Here's an example of a "doubly" linked list structure written in Swift. In addition to storing a key, the structure also provides pointers to the next and previous items. Using generics, the structure can also store any type of object and supports nil values. The concept of combining keys and pointers to create structures not only applies to linked lists, but to other items like tries, queues and graphs.

//generic doubly linked list structure 
class LLNode<T> {
    var key: T?
    var next: LLNode?
    var previous: LLNode?
}

Using Optionals

When creating algorithms its good practice to set your class properties to nil before they are used. Like with app development, nil can be used to determine missing values or to predict the end of a list. Swift helps enforce this best-practice at compile time through a new paradigm called optionals. For example, the function printAllKeys employs an implicit unwrapped optional (e.g., current) to iterate through linked list items.

//print all keys for the class
func printAllKeys() {
    var current: LLNode! = head;
    //assign the next instance
    while (current != nil) {
        println("link item is: \(current.key)")
        current = current.next
    }
}

Adding Links

Here's a simple function that creates a doubly linked list. The method addLink creates a new item and appends it to the list.
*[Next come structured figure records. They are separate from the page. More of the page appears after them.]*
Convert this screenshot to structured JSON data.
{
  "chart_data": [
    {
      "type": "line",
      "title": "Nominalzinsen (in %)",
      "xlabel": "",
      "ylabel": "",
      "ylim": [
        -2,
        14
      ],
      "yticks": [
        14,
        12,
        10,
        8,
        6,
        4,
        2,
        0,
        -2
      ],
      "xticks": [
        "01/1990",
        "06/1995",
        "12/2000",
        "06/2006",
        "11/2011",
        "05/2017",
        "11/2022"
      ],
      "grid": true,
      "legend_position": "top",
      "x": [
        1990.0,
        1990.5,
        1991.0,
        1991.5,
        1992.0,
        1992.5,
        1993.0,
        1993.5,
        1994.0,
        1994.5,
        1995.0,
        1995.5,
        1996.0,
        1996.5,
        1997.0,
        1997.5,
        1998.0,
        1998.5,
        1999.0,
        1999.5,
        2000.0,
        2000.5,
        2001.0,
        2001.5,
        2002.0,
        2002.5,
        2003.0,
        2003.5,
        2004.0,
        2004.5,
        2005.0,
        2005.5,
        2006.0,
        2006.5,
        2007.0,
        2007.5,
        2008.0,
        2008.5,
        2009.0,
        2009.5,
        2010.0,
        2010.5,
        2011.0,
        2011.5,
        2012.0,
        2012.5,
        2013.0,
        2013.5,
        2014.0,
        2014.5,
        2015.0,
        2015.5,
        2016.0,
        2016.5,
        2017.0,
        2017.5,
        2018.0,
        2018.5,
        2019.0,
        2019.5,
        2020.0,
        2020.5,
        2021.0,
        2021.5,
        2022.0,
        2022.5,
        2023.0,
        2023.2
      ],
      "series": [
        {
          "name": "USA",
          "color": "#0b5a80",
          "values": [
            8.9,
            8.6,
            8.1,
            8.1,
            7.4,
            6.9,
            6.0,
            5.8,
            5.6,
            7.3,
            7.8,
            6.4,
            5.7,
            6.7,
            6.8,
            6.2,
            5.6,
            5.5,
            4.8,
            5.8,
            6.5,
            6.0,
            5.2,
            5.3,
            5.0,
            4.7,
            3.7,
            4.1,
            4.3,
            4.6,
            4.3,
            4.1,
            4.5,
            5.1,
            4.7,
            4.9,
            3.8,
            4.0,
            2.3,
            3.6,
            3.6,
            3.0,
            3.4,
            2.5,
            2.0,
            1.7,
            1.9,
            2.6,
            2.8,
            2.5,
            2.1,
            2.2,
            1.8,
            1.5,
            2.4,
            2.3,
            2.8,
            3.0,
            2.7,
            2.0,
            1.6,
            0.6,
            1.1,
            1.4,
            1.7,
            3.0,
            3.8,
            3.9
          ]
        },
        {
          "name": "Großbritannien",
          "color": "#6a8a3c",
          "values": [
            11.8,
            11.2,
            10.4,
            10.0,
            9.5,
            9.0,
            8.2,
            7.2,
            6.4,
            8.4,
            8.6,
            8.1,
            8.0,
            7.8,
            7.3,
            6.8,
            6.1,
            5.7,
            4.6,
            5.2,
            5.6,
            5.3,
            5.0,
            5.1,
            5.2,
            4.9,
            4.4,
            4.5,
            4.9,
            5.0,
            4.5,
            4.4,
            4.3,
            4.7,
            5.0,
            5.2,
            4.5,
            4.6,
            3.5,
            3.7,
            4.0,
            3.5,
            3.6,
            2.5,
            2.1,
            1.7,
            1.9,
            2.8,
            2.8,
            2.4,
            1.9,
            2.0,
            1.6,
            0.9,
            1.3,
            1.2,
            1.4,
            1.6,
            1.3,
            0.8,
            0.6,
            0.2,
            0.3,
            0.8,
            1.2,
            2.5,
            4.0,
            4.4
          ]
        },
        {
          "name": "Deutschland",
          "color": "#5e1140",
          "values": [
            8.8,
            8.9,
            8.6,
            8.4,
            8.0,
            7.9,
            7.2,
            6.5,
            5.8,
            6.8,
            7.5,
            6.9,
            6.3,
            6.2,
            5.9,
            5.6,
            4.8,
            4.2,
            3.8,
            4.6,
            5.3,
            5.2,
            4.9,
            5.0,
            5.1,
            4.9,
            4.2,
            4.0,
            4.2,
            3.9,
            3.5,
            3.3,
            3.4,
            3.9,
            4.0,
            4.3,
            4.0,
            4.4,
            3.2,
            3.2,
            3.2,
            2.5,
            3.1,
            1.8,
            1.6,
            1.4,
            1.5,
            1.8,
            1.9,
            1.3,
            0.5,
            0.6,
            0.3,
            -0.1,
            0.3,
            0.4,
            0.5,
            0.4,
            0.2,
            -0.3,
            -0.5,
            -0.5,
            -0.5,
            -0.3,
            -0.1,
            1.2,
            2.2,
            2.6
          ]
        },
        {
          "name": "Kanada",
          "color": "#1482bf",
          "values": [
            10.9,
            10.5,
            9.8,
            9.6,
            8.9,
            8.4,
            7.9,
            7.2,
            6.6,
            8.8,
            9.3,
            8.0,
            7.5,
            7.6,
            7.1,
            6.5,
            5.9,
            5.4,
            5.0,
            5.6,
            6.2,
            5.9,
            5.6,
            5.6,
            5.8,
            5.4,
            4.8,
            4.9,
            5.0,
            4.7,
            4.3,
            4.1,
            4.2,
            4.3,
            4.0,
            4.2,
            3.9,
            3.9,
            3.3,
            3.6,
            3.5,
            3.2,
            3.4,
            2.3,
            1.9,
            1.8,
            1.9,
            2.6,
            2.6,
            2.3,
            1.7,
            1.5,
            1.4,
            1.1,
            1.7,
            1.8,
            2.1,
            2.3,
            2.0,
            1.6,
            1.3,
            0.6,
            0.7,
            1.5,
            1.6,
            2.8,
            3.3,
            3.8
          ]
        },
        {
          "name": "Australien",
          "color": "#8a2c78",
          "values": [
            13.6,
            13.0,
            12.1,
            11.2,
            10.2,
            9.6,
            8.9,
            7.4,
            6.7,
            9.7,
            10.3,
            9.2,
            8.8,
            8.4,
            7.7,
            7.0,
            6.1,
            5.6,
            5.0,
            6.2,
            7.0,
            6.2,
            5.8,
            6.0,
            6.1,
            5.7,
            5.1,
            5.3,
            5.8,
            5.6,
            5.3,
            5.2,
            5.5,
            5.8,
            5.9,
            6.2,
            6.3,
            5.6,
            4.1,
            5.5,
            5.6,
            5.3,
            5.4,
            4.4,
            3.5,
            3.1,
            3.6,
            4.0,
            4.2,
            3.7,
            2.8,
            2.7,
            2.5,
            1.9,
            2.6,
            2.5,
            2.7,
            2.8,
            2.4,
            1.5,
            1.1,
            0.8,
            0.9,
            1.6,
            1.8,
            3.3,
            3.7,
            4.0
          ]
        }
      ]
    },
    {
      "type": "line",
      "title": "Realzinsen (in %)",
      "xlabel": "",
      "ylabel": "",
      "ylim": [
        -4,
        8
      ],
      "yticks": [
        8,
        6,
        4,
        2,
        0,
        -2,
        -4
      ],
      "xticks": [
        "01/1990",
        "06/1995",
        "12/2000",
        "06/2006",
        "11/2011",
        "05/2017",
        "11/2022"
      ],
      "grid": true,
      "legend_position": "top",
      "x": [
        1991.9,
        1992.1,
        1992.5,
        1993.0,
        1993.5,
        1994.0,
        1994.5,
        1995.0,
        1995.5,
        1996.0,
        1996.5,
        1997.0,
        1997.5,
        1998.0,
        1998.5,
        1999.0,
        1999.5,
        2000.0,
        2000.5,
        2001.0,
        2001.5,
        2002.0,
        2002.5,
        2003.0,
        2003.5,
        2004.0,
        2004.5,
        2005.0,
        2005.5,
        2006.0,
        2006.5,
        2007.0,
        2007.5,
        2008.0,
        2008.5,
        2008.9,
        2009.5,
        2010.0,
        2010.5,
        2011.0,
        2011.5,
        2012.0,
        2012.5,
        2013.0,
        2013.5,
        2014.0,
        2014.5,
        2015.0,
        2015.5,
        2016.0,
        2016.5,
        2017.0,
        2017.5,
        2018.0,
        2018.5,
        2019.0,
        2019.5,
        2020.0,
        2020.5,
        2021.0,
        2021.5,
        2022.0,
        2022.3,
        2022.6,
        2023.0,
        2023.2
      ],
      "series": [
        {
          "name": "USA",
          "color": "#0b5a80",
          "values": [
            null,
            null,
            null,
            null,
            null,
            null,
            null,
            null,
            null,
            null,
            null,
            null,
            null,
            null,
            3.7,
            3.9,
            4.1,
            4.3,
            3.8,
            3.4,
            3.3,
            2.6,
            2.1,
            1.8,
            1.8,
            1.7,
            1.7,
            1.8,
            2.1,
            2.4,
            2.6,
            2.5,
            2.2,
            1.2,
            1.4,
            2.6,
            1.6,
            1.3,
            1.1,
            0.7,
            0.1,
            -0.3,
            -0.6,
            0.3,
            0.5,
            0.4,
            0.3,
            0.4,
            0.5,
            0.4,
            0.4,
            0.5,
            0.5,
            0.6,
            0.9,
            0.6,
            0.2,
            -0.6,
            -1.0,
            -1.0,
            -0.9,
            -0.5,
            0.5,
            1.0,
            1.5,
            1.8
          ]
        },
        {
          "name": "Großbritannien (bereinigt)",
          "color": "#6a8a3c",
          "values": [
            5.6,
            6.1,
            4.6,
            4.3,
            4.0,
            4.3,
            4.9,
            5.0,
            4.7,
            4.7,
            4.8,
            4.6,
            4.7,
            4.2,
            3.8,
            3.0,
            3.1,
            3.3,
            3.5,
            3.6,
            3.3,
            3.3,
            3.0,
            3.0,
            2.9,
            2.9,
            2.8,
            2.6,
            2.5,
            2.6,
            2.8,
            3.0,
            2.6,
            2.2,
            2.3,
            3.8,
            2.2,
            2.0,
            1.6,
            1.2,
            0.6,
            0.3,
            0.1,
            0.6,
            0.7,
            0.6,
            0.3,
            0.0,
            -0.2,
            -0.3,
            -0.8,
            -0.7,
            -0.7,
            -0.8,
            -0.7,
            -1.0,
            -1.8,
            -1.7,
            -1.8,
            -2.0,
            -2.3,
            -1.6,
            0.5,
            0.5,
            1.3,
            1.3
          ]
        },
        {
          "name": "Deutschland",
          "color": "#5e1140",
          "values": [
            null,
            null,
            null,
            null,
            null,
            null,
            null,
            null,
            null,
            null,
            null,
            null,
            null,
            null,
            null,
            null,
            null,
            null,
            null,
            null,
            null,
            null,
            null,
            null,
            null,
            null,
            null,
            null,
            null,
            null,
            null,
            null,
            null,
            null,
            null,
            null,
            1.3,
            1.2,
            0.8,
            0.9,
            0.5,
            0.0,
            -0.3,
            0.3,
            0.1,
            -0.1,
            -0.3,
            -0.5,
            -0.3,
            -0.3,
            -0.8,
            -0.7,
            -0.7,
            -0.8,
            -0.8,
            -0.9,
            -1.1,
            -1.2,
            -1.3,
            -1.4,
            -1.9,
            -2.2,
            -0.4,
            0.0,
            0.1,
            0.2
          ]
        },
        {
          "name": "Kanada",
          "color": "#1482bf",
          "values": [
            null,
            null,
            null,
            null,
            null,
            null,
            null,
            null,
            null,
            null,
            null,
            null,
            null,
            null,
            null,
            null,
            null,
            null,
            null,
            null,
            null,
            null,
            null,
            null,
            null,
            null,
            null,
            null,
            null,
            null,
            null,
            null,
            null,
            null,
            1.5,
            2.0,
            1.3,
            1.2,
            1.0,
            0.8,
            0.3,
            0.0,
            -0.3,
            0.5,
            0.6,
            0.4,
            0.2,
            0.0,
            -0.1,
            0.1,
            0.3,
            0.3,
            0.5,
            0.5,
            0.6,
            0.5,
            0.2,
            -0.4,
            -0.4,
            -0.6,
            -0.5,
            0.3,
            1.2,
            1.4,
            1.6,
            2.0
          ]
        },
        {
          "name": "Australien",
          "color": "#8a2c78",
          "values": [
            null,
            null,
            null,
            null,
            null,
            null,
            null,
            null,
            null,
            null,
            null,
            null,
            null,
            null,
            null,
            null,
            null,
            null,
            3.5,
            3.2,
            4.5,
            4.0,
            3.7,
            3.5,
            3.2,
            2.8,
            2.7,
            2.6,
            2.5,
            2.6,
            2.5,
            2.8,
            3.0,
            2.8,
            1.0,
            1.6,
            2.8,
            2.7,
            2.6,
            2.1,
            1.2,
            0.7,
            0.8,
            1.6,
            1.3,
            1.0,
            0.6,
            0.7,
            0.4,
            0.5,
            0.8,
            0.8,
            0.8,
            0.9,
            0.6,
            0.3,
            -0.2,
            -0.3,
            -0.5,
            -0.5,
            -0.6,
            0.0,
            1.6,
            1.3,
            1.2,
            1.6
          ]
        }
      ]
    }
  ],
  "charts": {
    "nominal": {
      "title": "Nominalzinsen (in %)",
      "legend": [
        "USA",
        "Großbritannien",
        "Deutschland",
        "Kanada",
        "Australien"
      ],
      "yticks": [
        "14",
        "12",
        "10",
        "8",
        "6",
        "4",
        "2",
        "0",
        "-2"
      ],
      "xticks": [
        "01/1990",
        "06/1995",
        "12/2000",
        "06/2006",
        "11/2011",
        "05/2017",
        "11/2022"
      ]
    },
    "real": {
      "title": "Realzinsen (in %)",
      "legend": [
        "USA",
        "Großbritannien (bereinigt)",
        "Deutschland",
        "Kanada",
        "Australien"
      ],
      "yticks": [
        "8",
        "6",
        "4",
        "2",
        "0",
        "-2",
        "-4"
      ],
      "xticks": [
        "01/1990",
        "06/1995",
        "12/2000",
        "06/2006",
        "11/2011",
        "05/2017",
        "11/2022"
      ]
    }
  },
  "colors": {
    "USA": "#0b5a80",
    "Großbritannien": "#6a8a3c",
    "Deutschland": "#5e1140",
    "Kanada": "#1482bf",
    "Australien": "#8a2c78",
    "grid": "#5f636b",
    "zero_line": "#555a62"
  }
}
The Swift generic type contraint <T: Equatable> is also defined to ensure instances conform to a specific protocol.

public class LinkedList<T: Equatable> {

    //create a new LLNode instance
    private var head: LLNode<T> = LLNode<T>()

    //append a new item to a linked list
    func addLink(key: T) {
        //establish the head node
        if (head.key == nil) {
            head.key = key;
            return;
        }
        //establish the iteration variables
        var current: LLNode? = head
        while (current != nil) {
            if (current?.next == nil) {
                var childToUse: LLNode = LLNode<T>()
                childToUse.key = key;
                childToUse.previous = current
                current!.next = childToUse;
                break;
            }
            current = current?.next
        } //end while
    } ///end function

Removing Links

Conversely, here's an example of removing items from a list. Removing links not only involves reclaiming memory (for the deleted item), but also requires reassigning links so the chain remains unbroken.
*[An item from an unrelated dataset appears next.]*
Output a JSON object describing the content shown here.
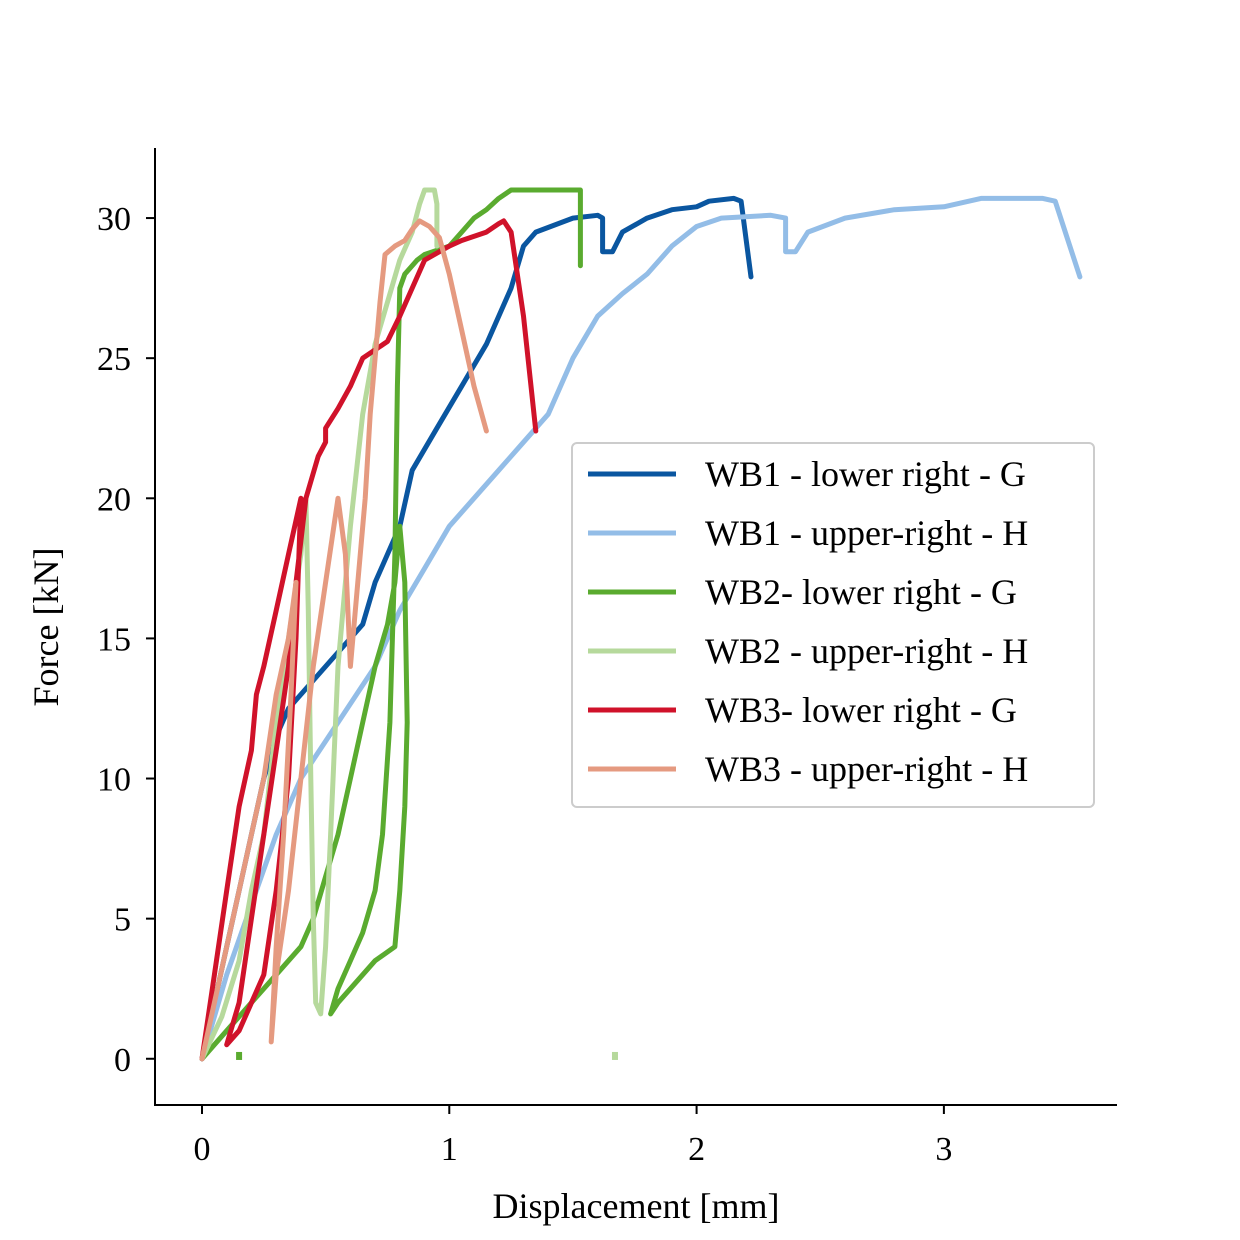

    //remove a link at a specific index
    func removeLinkAtIndex(index: Int) {
        var current: LLNode<T>? = head
        var trailer: LLNode<T>?
        var listIndex: Int = 0

        //determine if the removal is at the head
        if (index == 0) {
            current = current?.next
            head = current!
            return
        }

        //iterate through the remaining items
        while (current != nil) {
            if (listIndex == index) {
                //redirect the trailer and next pointers
                trailer!.next = current?.next
                current = nil
                break;
            }

            //update the assignments
            trailer = current
            current = current?.next
            listIndex++
        } //end while
    } //end function

Counting Links

When implemented, it can also be convenient to count items. In Swift, this can be expressed as a computed property. For example, the following technique will allow a linked list instance to use a dot notation. (e.g., someList.count)
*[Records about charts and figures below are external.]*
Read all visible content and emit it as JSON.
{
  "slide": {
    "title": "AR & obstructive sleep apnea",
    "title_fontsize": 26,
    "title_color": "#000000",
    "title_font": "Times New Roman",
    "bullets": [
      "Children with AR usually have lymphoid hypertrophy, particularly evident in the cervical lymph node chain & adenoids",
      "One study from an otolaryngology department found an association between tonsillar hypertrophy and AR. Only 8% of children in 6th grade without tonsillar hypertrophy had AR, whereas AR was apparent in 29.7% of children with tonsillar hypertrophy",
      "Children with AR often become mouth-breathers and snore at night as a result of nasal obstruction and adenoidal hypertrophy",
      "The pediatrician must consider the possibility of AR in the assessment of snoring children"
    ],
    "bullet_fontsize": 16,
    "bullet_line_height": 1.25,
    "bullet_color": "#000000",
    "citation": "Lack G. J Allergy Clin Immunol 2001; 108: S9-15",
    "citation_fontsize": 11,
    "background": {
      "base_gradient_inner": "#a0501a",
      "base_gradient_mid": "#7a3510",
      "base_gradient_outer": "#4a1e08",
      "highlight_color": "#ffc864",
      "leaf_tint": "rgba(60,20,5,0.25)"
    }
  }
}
    //the number of linked items
    var count: Int {
        if (head.key == nil) {
            return 0
        }
        else {
            var current: LLNode = head
            var x: Int = 1

            //cycle through the list of items
            while ((current.next) != nil) {
                current = current.next!;
                x++
            }
            return x
        }
    } //end property

Efficiency

Linked lists as shown typically provide O(n) for storage and lookup. As we'll see, linked lists are often used with other structures to create new models. Algorithms with an efficiency of O(n) are said to run in “linear time”.